With all that he’s learned over the years, Hank has a wealth of information on how to serve people with food. But there’s a certain truth that Hank reminds himself of to keep him grounded.

“What’s allowed me the success I’ve seen with Lettum Eat is maintaining the mindset of ‘It doesn’t matter who does this as long as it gets done’. With the right heart for it, anybody can do this,” he said. “There’s no other way to be successful in my opinion, without putting God first and giving Him the glory.”

Chef Hank’s more than happy to share what he knows, partnering with and advising organizations like the Atlanta Community Food Bank, local churches and schools, government organizations, and more. 

“There are churches who, after awhile of working with us, have taken over making meals themselves from their own kitchen, and that’s how I know I’ve done my job,” he said. “I see my wins in leading and influencing others to take these tools and do something with them.”

His good work has even garnered recognition by leaders in Gwinnett and beyond. 

“We were recently honored with some awards by the county and state, and we’re just very humbled to be recognized that way. Those have given us an opportunity to shine the light on God and His grace that got us to where we are,” he said.
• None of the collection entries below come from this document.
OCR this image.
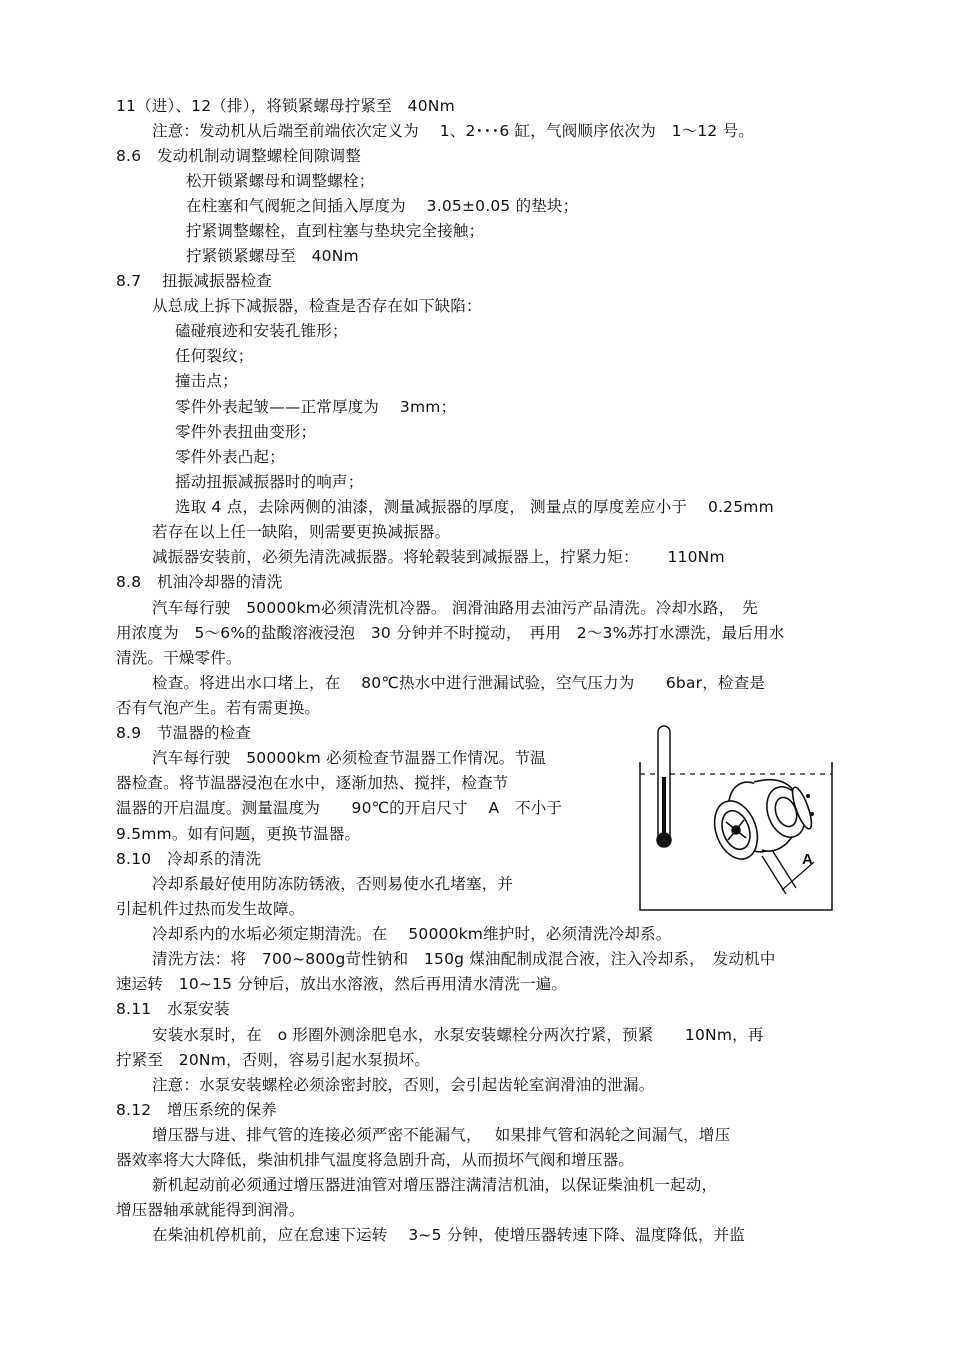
11（进）、12（排），将锁紧螺母拧紧至　40Nm
注意：发动机从后端至前端依次定义为　 1、2･･･6 缸，气阀顺序依次为　1～12 号。
8.6　发动机制动调整螺栓间隙调整
松开锁紧螺母和调整螺栓；
在柱塞和气阀轭之间插入厚度为　 3.05±0.05 的垫块；
拧紧调整螺栓，直到柱塞与垫块完全接触；
拧紧锁紧螺母至　40Nm
8.7　 扭振减振器检查
从总成上拆下减振器，检查是否存在如下缺陷：
磕碰痕迹和安装孔锥形；
任何裂纹；
撞击点；
零件外表起皱——正常厚度为　 3mm；
零件外表扭曲变形；
零件外表凸起；
摇动扭振减振器时的响声；
选取 4 点，去除两侧的油漆，测量减振器的厚度， 测量点的厚度差应小于　 0.25mm
若存在以上任一缺陷，则需要更换减振器。
减振器安装前，必须先清洗减振器。将轮毂装到减振器上，拧紧力矩：　　 110Nm
8.8　机油冷却器的清洗
汽车每行驶　50000km必须清洗机冷器。 润滑油路用去油污产品清洗。冷却水路，　先
用浓度为　5～6%的盐酸溶液浸泡　30 分钟并不时搅动，　再用　2～3%苏打水漂洗，最后用水
清洗。干燥零件。
检查。将进出水口堵上，在　 80℃热水中进行泄漏试验，空气压力为　　6bar，检查是
否有气泡产生。若有需更换。
8.9　节温器的检查
汽车每行驶　50000km 必须检查节温器工作情况。节温
器检查。将节温器浸泡在水中，逐渐加热、搅拌，检查节
温器的开启温度。测量温度为　　90℃的开启尺寸　 A　不小于
9.5mm。如有问题，更换节温器。
8.10　冷却系的清洗
冷却系最好使用防冻防锈液，否则易使水孔堵塞，并
引起机件过热而发生故障。
冷却系内的水垢必须定期清洗。在　 50000km维护时，必须清洗冷却系。
清洗方法：将　700~800g苛性钠和　150g 煤油配制成混合液，注入冷却系，　发动机中
速运转　10~15 分钟后，放出水溶液，然后再用清水清洗一遍。
8.11　水泵安装
安装水泵时，在　o 形圈外测涂肥皂水，水泵安装螺栓分两次拧紧，预紧　　10Nm，再
拧紧至　20Nm，否则，容易引起水泵损坏。
注意：水泵安装螺栓必须涂密封胶，否则，会引起齿轮室润滑油的泄漏。
8.12　增压系统的保养
增压器与进、排气管的连接必须严密不能漏气，　 如果排气管和涡轮之间漏气，增压
器效率将大大降低，柴油机排气温度将急剧升高，从而损坏气阀和增压器。
新机起动前必须通过增压器进油管对增压器注满清洁机油，以保证柴油机一起动，
增压器轴承就能得到润滑。
在柴油机停机前，应在怠速下运转　 3~5 分钟，使增压器转速下降、温度降低，并监
A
The way Hank sees it, humility and willingness to do what it takes to help others are key to living a happy life.

“At a certain point in life, you realize that there isn’t anything better to do [than serve others],” Hank said. “As a parent, I’ve seen stuff; as a mentor I’ve seen stuff. Serving is really just an opportunity to show people a better way to do things. 

“There’s no better way to sleep good at night than by knowing you’ve done something for someone else.”